Vitter Introduces “Show Your Exemption Act” as Some Members Exempting Certain Staff from Obamacare Exchange

Says there’s a loophole in the Obamacare OPM ruling that some Congressional staff would stay off exchanges

(Washington, D.C.) – U.S. Senator David Vitter (R-La.) today introduced legislation called the “Show Your Exemption” Act which would require each Congressional office to make public which staff they deem “official”. The U.S. Senate and House of Representatives were both tasked with designating their staff “official” or not. According to the Office of Personnel Management (OPM) ruling, “official” staff must enter the Obamacare exchange. Staff who are not designated “official” keep their current plan on the Federal Employee Benefit Program. The Obamacare statue clearly states that all Members of Congress and their staffs are to procure their health insurance through the Obamacare Exchange. However, the OPM ruling created a loophole that allows Members to designate some staff as not “official” in order to exempt them from the exchange.

“For members to use this illegal loophole so that some staff stay off the exchanges altogether is outrageous. It flies in the face of the exact language of Obamacare,” Vitter said. “If these staffers aren't 'official', then the taxpayer shouldn't pay for their salaries or office support or anything else.”

Vitter has designated all of his staff, including his staff on the Environment and Public Works Committee, as “official.”

The “Vitter Amendment”, which would eliminate the Obamacare exemption for Washington altogether, would clarify that all Members of Congress, congressional staff, the President, Vice President and political appointees must purchase their health plans on the exchange. It would also require that they receive the same amount of financial support from tax credits or subsidies as any American outside of Washington.
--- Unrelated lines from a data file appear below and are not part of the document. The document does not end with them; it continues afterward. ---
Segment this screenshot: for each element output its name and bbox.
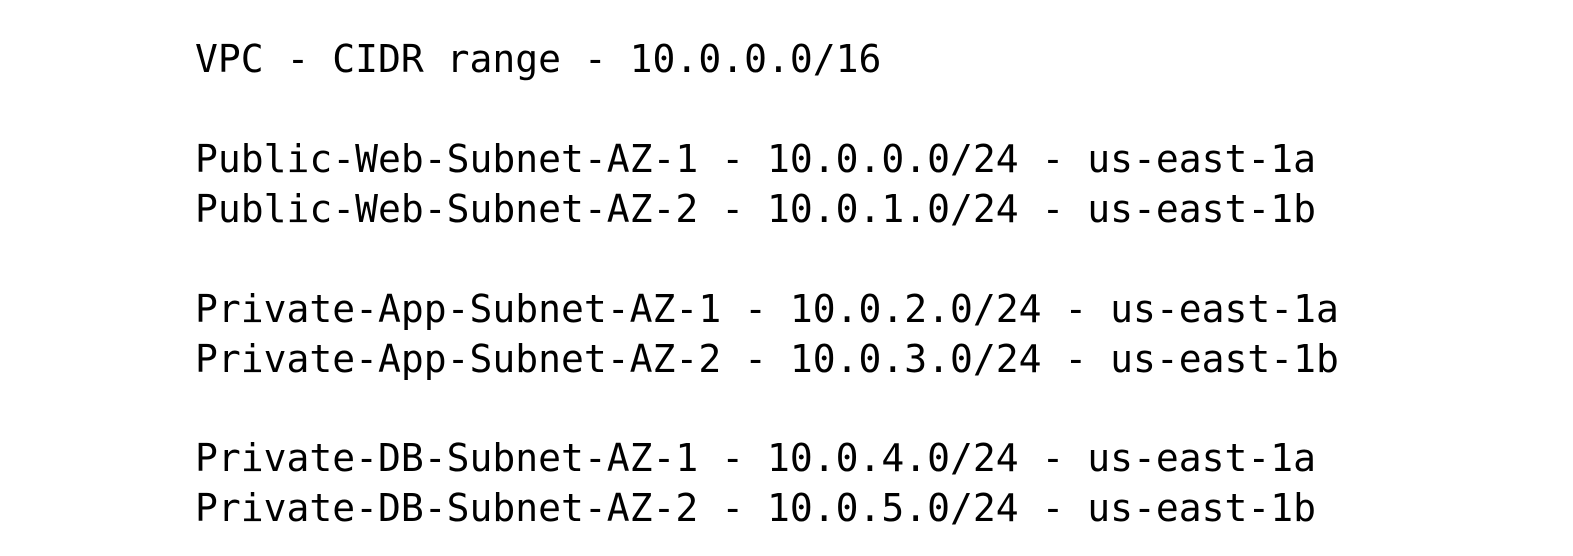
public-web-subnet-az1-line: Public-Web-Subnet-AZ-1 - 10.0.0.0/24 - u…	[195, 137, 1317, 181]
public-web-subnet-az2-line: Public-Web-Subnet-AZ-2 - 10.0.1.0/24 - u…	[195, 187, 1317, 231]
private-app-subnet-az1-line: Private-App-Subnet-AZ-1 - 10.0.2.0/24 - …	[195, 287, 1339, 331]
private-app-subnet-az2-line: Private-App-Subnet-AZ-2 - 10.0.3.0/24 - …	[195, 337, 1339, 381]
private-db-subnet-az2-line: Private-DB-Subnet-AZ-2 - 10.0.5.0/24 - u…	[195, 486, 1317, 530]
vpc-cidr-line: VPC - CIDR range - 10.0.0.0/16	[195, 37, 882, 81]
network-plan-document: VPC - CIDR range - 10.0.0.0/16 Public-We…	[195, 0, 1495, 530]
private-db-subnet-az1-line: Private-DB-Subnet-AZ-1 - 10.0.4.0/24 - u…	[195, 436, 1317, 480]
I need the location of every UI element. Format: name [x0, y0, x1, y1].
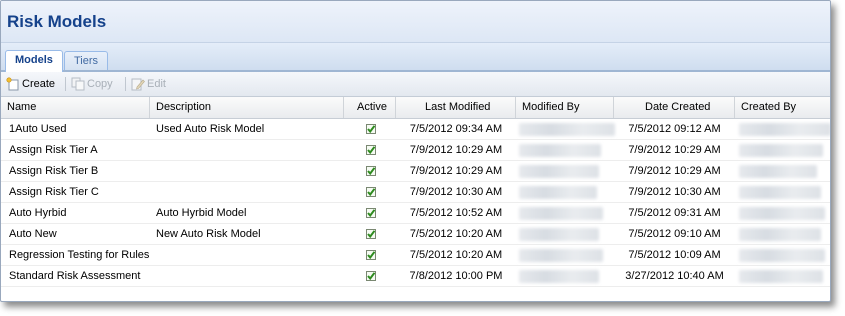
table-row[interactable]: Assign Risk Tier B 7/9/2012 10:29 AM 7/9/2… — [1, 161, 830, 182]
cell-date-created: 3/27/2012 10:40 AM — [625, 270, 724, 282]
cell-description — [156, 266, 342, 287]
column-header-modified-by[interactable]: Modified By — [516, 97, 614, 118]
cell-last-modified: 7/5/2012 09:34 AM — [409, 123, 503, 135]
cell-date-created: 7/9/2012 10:29 AM — [628, 144, 721, 156]
risk-models-window: Risk Models Models Tiers Create Copy Edi… — [0, 0, 831, 302]
column-header-active[interactable]: Active — [344, 97, 396, 118]
cell-last-modified: 7/8/2012 10:00 PM — [409, 270, 503, 282]
cell-last-modified: 7/5/2012 10:20 AM — [409, 249, 503, 261]
table-row[interactable]: Regression Testing for Rules 7/5/2012 10:… — [1, 245, 830, 266]
cell-name: 1Auto Used — [9, 123, 67, 135]
cell-last-modified: 7/5/2012 10:52 AM — [409, 207, 503, 219]
create-button[interactable]: Create — [6, 76, 55, 92]
cell-last-modified: 7/9/2012 10:29 AM — [409, 144, 503, 156]
cell-name: Assign Risk Tier A — [9, 144, 98, 156]
checkbox-checked-icon — [366, 124, 376, 134]
copy-icon — [71, 77, 85, 91]
cell-last-modified: 7/9/2012 10:29 AM — [409, 165, 503, 177]
redacted-modified-by — [519, 207, 603, 220]
cell-name: Auto Hyrbid — [9, 207, 67, 219]
edit-icon — [131, 77, 145, 91]
edit-label: Edit — [147, 78, 166, 90]
grid-header: Name Description Active Last Modified Mo… — [1, 97, 830, 119]
cell-description: New Auto Risk Model — [156, 228, 261, 240]
create-icon — [6, 77, 20, 91]
table-row[interactable]: Standard Risk Assessment 7/8/2012 10:00 P… — [1, 266, 830, 287]
page-title: Risk Models — [7, 12, 107, 31]
redacted-modified-by — [519, 123, 615, 136]
column-header-created-by[interactable]: Created By — [735, 97, 830, 118]
toolbar: Create Copy Edit — [1, 72, 830, 97]
cell-date-created: 7/9/2012 10:30 AM — [628, 186, 721, 198]
checkbox-checked-icon — [366, 208, 376, 218]
redacted-modified-by — [519, 228, 599, 241]
cell-date-created: 7/5/2012 09:31 AM — [628, 207, 721, 219]
column-header-description[interactable]: Description — [150, 97, 344, 118]
edit-button[interactable]: Edit — [131, 76, 166, 92]
redacted-created-by — [739, 186, 821, 199]
checkbox-checked-icon — [366, 229, 376, 239]
cell-description: Auto Hyrbid Model — [156, 207, 247, 219]
tab-models[interactable]: Models — [5, 50, 63, 72]
checkbox-checked-icon — [366, 166, 376, 176]
table-row[interactable]: Auto Hyrbid Auto Hyrbid Model 7/5/2012 10:… — [1, 203, 830, 224]
cell-description — [156, 140, 342, 161]
redacted-created-by — [739, 270, 823, 283]
redacted-modified-by — [519, 144, 601, 157]
table-row[interactable]: Assign Risk Tier A 7/9/2012 10:29 AM 7/9/2… — [1, 140, 830, 161]
cell-description — [156, 245, 342, 266]
redacted-modified-by — [519, 270, 599, 283]
cell-name: Assign Risk Tier C — [9, 186, 99, 198]
copy-button[interactable]: Copy — [71, 76, 113, 92]
cell-date-created: 7/5/2012 09:12 AM — [628, 123, 721, 135]
cell-description — [156, 161, 342, 182]
table-row[interactable]: Assign Risk Tier C 7/9/2012 10:30 AM 7/9/2… — [1, 182, 830, 203]
tab-strip: Models Tiers — [1, 43, 830, 72]
redacted-created-by — [739, 249, 825, 262]
cell-name: Standard Risk Assessment — [9, 270, 141, 282]
title-bar: Risk Models — [1, 1, 830, 43]
table-row[interactable]: 1Auto Used Used Auto Risk Model 7/5/2012 0… — [1, 119, 830, 140]
redacted-created-by — [739, 144, 823, 157]
redacted-created-by — [739, 165, 817, 178]
create-label: Create — [22, 78, 56, 90]
cell-date-created: 7/5/2012 10:09 AM — [628, 249, 721, 261]
checkbox-checked-icon — [366, 271, 376, 281]
checkbox-checked-icon — [366, 250, 376, 260]
toolbar-separator — [65, 77, 66, 91]
redacted-modified-by — [519, 165, 599, 178]
column-header-last-modified[interactable]: Last Modified — [396, 97, 516, 118]
cell-description — [156, 182, 342, 203]
table-row[interactable]: Auto New New Auto Risk Model 7/5/2012 10:2… — [1, 224, 830, 245]
checkbox-checked-icon — [366, 145, 376, 155]
cell-name: Regression Testing for Rules — [9, 249, 149, 261]
redacted-created-by — [739, 123, 830, 136]
cell-date-created: 7/9/2012 10:29 AM — [628, 165, 721, 177]
redacted-modified-by — [519, 249, 603, 262]
redacted-modified-by — [519, 186, 597, 199]
cell-name: Assign Risk Tier B — [9, 165, 99, 177]
cell-last-modified: 7/5/2012 10:20 AM — [409, 228, 503, 240]
redacted-created-by — [739, 207, 825, 220]
redacted-created-by — [739, 228, 821, 241]
cell-name: Auto New — [9, 228, 57, 240]
copy-label: Copy — [87, 78, 113, 90]
checkbox-checked-icon — [366, 187, 376, 197]
cell-last-modified: 7/9/2012 10:30 AM — [409, 186, 503, 198]
toolbar-separator — [125, 77, 126, 91]
tab-tiers[interactable]: Tiers — [64, 51, 109, 70]
column-header-name[interactable]: Name — [1, 97, 150, 118]
column-header-date-created[interactable]: Date Created — [614, 97, 735, 118]
cell-date-created: 7/5/2012 09:10 AM — [628, 228, 721, 240]
cell-description: Used Auto Risk Model — [156, 123, 265, 135]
The legislation prohibits the same group from receiving tax-payer funded contributions in the form of subsidies, tax credits, or employer contribution to purchase insurance on the exchange- as in most of these cases they earn above the maximum income ($46,000 individual/$92,000 family) and would otherwise be ineligible for subsidies or tax credits as defined in the statute.

Today is the deadline for the House of Representatives to make their designations. The Senate deadline was October 25.